Ginger runs PR, which suits her much better than being a legal assistant pursued on the regular by an in-heat Glen Wiles. It’s incredible how no longer having to worry about getting your ass grabbed can really free up a girl’s mind. Ginger transformed herself into a self-taught public relations maven faster than you can say end-user deliverables. She regularly lectures the rest of us on the importance of our horizontals and verticals (insert sex joke here) and our target media. I used to think Ginger was just a mean girl all grown up; now I know it for a fact—but mean girls make excellent publicists, especially when they’re smarter and more determined than any mean man you’ve ever met.

Emily has done everything possible to milk her five minutes of fame. She has finally (like Diane von Furstenberg) become the woman she always knew she wanted to be. Her main responsibility is coordinating the nonprofit’s fund-raising (i.e., asking rich people for money, which she naturally rocks at). But she’s also turned herself into a much-sought-after public speaker. At the moment, she’s preparing her talk for a TEDx event, which she’s hoping to parlay into a guest spot on the Ellen show, which she’s hoping to parlay into her own show—a reboot of Lifestyles of the Rich and Famous called Emily Johnson’s Champagne Wishes and Caviar Dreams. What sort of accent she would put on for such a show is still up for debate.

I mostly keep quiet, running the less glamorous behind-the-scenes aspects of the nonprofit. Holding meetings, making decisions. And I’m surprisingly good at it. After the long and complicated route to getting here, I’ve finally arrived at a place disarmingly simple: I’m happy. Because it feels good to do something positive with my days.
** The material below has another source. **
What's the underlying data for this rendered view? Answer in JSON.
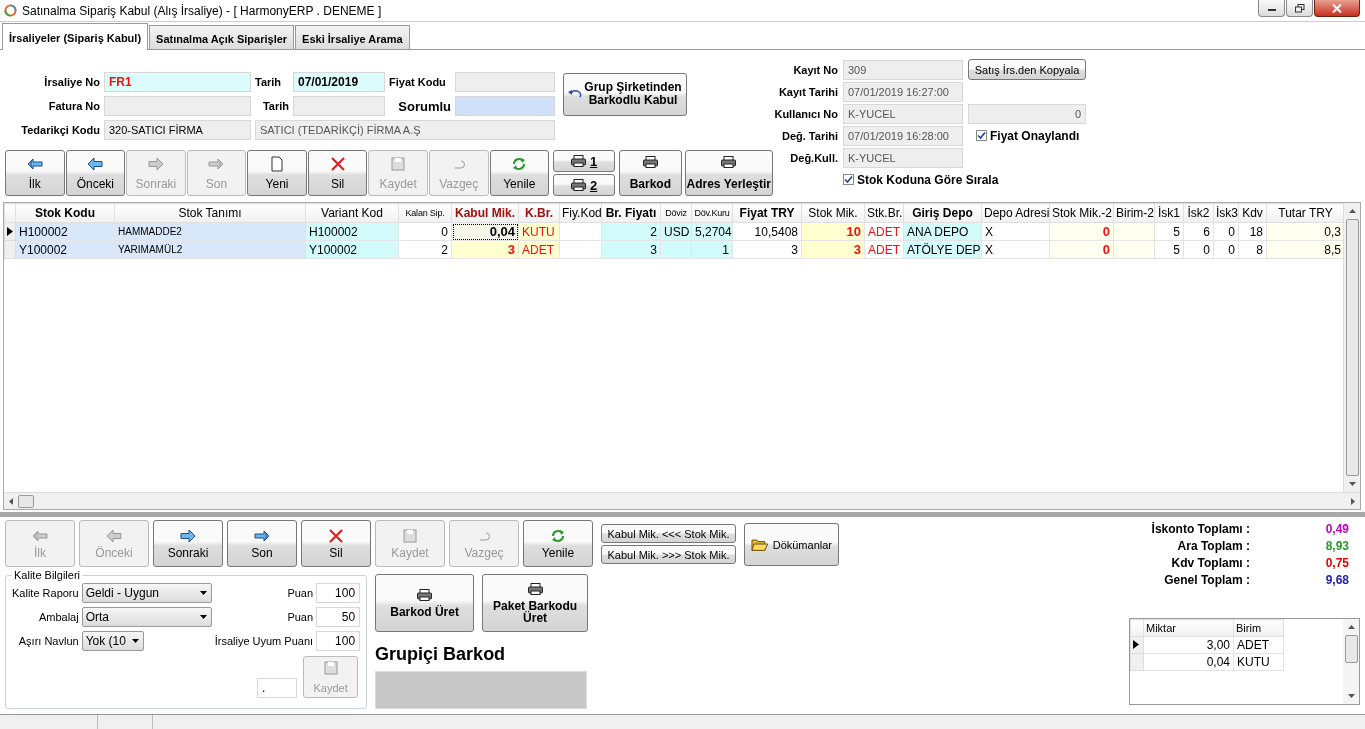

My assistant is a brilliant, fresh-faced young woman just out of college. After a year of her dedicated service (not to mention keeping us up-to-date on the coolest new apps, the latest bands we’ve never heard of, and the correct pronunciation of words like GIF), we’ll pay off her $72,000 student-loan debt, in full. Then we’ll promote her.

Yesterday, she buzzed me while I was going over a spreadsheet and staring out my window at the water tower.

“There’s someone here to see you,” she said. “It’s . . .” Her voice dropped off.

Fearing she’d passed out, or suddenly come down with a nasty bout of narcolepsy, I went to the doorway.

She was fine. But standing across from her, with his hands on her desk, was—I understood why her voice had dropped off.

“Robert.” His name caught in my throat, too.

“Tina,” he said. “Or should I call you Ms. Fontana now?” He pointed at the doorway I’d emerged from. “That your office?” He marched toward it.

“Yes.” I followed him inside and closed the door behind me. “Please, have a seat,” I said in the freakiest role reversal of my entire life.

I sat at my desk.

Robert was dressed in a gray Armani suit, white dress shirt, and navy-blue knit necktie—which I recognized as his uniform for when he had a meeting with the board or a public appearance. Did he put on his best clothes just to come see me?

“It’s been some time,” he said, stretching his legs out in front of him and crossing his ankles above his freshly shined shoes.

I brought my voice down to a whisper. “If you’re here about the documents, you don’t have to worry.”

“No, no I’m not,” he said.

“Because if I were going to—”

“I know.”

He shifted in his chair, loosened his necktie. “You’ve done really well for yourself, Tina. It’s good, it’s good. I’m proud of you.”

A knot formed in my throat. As if the one he loosened from his neck had passed directly into mine.

“I never meant to hurt you,” I blurted out.

He leaned in, hands on his knees, and I became terrified in an old and familiar way.

“I’m not much of an admirer of in-your-face attitudes,” he said. “But I have to concede that y’all put a pistol ball in me. I’ve got a certain amount of respect for that.” He leaned back in his chair again.

I could tell that he was yearning to put his leg up on the desk. But he couldn’t, because it was my desk.

“Anyhow, I’d call us even. What do you say?” He extended his hand for a shake.

I took his hand firmly in mine. “Even I’m not sure about,” I said. “But you’ve got yourself a truce.”

“Well aren’t you just tough as a boiled owl!” Robert tugged hard on my hand, like he didn’t want to let it go so easily. “Is that a bottle of Herradura A?ejo I’m looking at back there?” He nodded at the shelf behind me.

“It is,” I said, without having to turn around. “But it’s strictly for after five p.m.”

“Fair enough, fair enough.” He laughed and then stood up. “I suppose I should get going.”

The knot in my throat dropped with a pang to my heart. I didn’t want him to leave.

“I guess I could make an exception,” I said. “This one time.”

He smiled the way he used to whenever he got his way and sat back down.

I felt better. I felt calm, calmer than I’d ever felt in my life. I reached for the bottle. “But you’re slicing the lime,” I said.